The Supreme Court granted cert in Apple v. Epic Games to decide whether civil contempt requires a clear textual violation of an injunction or can rest on its spirit.
The Supreme Court agreed June 30 to hear Apple Inc.'s challenge to a Ninth Circuit ruling that found the company in civil contempt for charging a 27% commission on purchases made through external payment links, a fee Apple imposed in response to a 2021 injunction requiring it to allow developers to direct users off the App Store [1]. The Court's grant of certiorari is limited to two questions: whether civil contempt requires a clear and unambiguous textual violation of an injunction, and whether the Ninth Circuit created an improper antitrust carve-out to the universal-injunction limits the Court established in Trump v. CASA [2].
The case arrives after years of proceedings in the Northern District of California, where Judge Yvonne Gonzalez Rogers issued the original injunction following a bench trial in the Epic Games v. Apple antitrust suit [1]. Epic argued that Apple's post-injunction commission on external-link transactions violated both the letter and the spirit of that order. The Ninth Circuit agreed, sustaining the contempt finding, and Apple sought Supreme Court review [2]. The Court's decision to limit the grant to the contempt-standard and universal-injunction questions signals that the Justices see the dispute as a vehicle for resolving circuit-level uncertainty about how strictly injunction text must be written before noncompliance carries punitive consequences.
The contempt-standard question carries broad commercial significance. Courts across antitrust, intellectual property, and regulatory dockets routinely issue injunctions that contain general prohibitory language. If the Supreme Court holds that contempt requires a clear and unambiguous textual violation, parties will gain a meaningful compliance safe harbor: conduct that is not explicitly prohibited cannot form the basis of a contempt finding, regardless of whether it frustrates the injunction's purpose [1]. That outcome would shift leverage from plaintiffs seeking enforcement to defendants seeking room to maneuver.
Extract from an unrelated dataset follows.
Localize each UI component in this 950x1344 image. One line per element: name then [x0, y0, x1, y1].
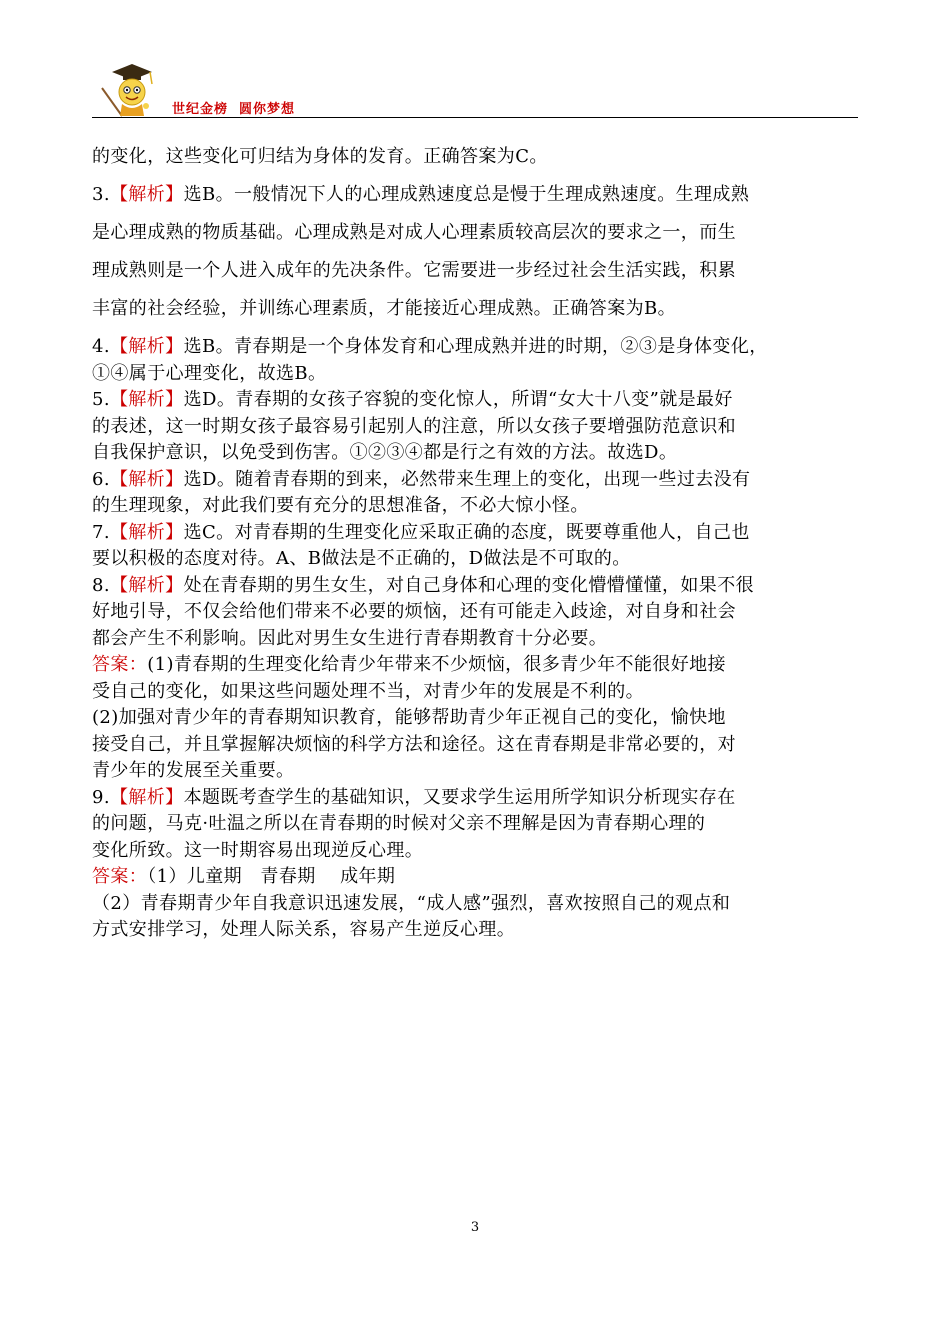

The universal-injunction question adds a second dimension, asking whether antitrust cases are exempt from the CASA framework's limits on injunctive relief that binds non-parties [2].
Briefing on the merits will follow. The Court is expected to schedule oral argument during its October 2026 term, with a decision likely by June 2027 [1]. The outcome will shape not only the Apple-Epic saga but also the enforcement toolkit available to courts overseeing large-scale injunctions in technology, pharmaceutical, and consumer-protection litigation nationwide.